Virginia looks ahead to a driverless world

WASHINGTON — Sending a driverless car out to pick up dry cleaning or tapping a button so the car can take a 12-year-old to soccer practice could become daily routines within a decade or two.

Virginia is trying to sort out how to deal with a variety of likely transportation innovations, such as self-driving cars, that may come sooner than expected.

“What changed my mind about this is the fact that the tech companies are getting involved,” said Lorna Parkins, vice president for transportation planning at Michael Baker International.

“So the pace of change for the auto industry is about five years to design something new and implement it. In the tech industry, it’s about 18 months,” she told the Commonwealth Transportation Board on Tuesday.

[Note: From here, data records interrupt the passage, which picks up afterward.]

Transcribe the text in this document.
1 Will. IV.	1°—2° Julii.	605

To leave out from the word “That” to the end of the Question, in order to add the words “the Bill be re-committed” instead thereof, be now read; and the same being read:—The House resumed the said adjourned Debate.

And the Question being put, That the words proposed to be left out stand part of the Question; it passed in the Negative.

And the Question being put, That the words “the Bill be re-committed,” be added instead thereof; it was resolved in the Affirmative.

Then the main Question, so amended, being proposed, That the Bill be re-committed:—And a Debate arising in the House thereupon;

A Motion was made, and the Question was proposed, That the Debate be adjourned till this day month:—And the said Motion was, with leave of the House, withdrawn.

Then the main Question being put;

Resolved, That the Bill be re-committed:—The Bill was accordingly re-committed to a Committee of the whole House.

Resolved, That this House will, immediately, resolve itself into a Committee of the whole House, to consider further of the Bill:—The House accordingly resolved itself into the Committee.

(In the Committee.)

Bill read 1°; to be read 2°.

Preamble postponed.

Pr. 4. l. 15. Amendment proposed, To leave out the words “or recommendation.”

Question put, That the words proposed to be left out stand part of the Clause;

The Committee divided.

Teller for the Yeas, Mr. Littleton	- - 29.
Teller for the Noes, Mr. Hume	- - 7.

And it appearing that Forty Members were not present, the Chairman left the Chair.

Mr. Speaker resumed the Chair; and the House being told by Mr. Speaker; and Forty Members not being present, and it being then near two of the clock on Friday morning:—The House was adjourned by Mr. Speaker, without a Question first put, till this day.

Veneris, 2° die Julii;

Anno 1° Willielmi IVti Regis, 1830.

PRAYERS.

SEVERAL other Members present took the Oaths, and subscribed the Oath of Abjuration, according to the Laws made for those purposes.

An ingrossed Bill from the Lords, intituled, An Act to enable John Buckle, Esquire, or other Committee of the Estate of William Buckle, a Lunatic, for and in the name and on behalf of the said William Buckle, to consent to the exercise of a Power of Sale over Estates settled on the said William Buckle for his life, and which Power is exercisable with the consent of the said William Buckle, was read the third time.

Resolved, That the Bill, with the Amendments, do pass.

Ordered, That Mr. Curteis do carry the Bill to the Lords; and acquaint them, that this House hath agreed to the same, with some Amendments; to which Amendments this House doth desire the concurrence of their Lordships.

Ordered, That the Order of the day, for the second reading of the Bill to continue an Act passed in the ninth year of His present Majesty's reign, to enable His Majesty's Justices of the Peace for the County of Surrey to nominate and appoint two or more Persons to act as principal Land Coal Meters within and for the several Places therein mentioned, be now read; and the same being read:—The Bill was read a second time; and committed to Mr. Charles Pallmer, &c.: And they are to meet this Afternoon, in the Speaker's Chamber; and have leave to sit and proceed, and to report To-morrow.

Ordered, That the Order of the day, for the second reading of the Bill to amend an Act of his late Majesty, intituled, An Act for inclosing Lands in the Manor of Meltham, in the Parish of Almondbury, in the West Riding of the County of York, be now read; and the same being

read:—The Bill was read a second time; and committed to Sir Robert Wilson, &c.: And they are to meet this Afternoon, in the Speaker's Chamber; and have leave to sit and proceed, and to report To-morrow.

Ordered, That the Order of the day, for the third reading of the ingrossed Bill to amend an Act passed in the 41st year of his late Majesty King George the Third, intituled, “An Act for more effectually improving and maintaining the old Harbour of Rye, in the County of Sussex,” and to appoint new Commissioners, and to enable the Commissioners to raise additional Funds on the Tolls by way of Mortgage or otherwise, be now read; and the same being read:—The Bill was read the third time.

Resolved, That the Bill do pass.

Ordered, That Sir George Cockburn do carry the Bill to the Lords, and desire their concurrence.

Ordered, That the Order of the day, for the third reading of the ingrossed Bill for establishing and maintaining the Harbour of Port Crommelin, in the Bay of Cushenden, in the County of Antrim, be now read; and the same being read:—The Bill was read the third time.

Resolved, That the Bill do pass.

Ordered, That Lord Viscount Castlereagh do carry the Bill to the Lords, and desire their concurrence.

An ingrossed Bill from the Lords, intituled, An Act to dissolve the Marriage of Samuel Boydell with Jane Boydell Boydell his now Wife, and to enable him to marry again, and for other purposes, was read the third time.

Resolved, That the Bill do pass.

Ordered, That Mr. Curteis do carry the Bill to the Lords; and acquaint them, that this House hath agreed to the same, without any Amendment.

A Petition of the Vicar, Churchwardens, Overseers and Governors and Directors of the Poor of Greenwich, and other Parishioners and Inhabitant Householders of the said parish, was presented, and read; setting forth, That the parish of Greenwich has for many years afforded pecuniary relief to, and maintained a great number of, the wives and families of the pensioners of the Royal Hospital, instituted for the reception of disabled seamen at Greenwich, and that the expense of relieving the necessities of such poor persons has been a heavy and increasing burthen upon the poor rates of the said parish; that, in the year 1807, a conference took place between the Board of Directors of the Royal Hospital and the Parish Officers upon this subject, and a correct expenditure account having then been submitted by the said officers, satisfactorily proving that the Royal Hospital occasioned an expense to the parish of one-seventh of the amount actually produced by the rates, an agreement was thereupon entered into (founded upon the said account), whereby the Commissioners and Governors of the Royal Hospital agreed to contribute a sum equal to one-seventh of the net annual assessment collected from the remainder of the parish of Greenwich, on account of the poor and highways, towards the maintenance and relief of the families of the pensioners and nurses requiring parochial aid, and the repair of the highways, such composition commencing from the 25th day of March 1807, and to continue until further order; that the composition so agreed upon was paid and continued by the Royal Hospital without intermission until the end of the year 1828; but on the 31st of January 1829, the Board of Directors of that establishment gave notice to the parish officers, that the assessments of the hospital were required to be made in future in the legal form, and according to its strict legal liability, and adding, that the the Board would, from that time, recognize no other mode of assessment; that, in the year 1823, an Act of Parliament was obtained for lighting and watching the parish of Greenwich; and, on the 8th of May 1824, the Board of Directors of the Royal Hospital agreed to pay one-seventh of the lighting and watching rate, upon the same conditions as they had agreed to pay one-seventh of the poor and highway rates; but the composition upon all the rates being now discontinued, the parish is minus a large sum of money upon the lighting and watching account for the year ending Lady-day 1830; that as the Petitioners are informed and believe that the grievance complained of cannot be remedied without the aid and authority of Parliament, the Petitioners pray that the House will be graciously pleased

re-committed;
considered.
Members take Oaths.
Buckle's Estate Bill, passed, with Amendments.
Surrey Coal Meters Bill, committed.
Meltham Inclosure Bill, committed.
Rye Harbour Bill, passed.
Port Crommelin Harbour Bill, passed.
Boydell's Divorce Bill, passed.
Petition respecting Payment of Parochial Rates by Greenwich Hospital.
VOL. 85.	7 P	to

That is one reason it is difficult to predict whether self-driving vehicles would lead to more traffic or less, which is part of her work on the state’s VTrans2040 projections for all of Virginia’s transportation needs by the year 2040.

“The possibilities are really mind-bending,” Parkins said.

Empty cars?

For instance, people could see more empty cars on the road.

“A new mode that we don’t have today is zero-occupant vehicles. Right? When the car is coming to get you, there might not be anyone in it,” she said.

Trucks could run in long convoys more like a train, or be driven to a neighborhood where drones finish the delivery process.

Cars that typically spend most of the day sitting in parking spaces or driveways could instead be zipping around for Uber or Lyft picking up riders. The idea of car ownership could change entirely in heavily populated areas such as the D.C. region.

Transit could also be more available in congested corridors if the vehicles are affordable for local governments, because buses would no longer necessarily have drivers.

On highways, cars or transit vehicles could run just a few feet apart, adding significant capacity to existing roads.

Toll lane opportunities

Because toll lanes are separated from the rest of the road system already, Virginia Transportation Secretary Aubrey Layne suggested they could be the first places where autonomous vehicles are used on a regular basis.

“These express lanes offer us much more opportunities in the future,” Layne said.

That could provide significant opportunities for the lanes’ private operators to make more money, said Scott Kasprowicz, Commonwealth Transportation Board vice chair.

“If they have the first automated roadways, and they can dramatically increase their capacity with those automated roadways, I would think the future looks pretty bright for them,” he said.

However, there could be issues with road funding, Layne said, if gas tax revenue drops either due to efficient vehicles or due to a switch to electric cars.

Regulations and innovation

Virginia has yet to set out rules for driverless cars, which Layne believes is allowing greater innovation because he has heard from technology companies who do not want any laws imposed at this point.

“Enabling (legislation) today may be limiting in six months,” he said.

Flexibility is key, CTB member William Fralin said, because knowing what transportation options will be needed down the line is tough to predict given the fast pace of change.

“This is a good exercise, and we need to do this, but the reality is you get out about 20 to 30 years —you might as well throw (at a) dart board,” he said.

If the automated-vehicle technology does work and is accepted, one major challenge becomes how to manage the transition from traditional cars to automated vehicles, and another becomes figuring out who gets the blame if something goes wrong.

“We’re going to shift from the liability being on the driver to something else. And that something else hasn’t been defined yet. Is it the manufacturer of the vehicle? Is it the software manufacturer? Who is controlling the vehicle?” Layne said.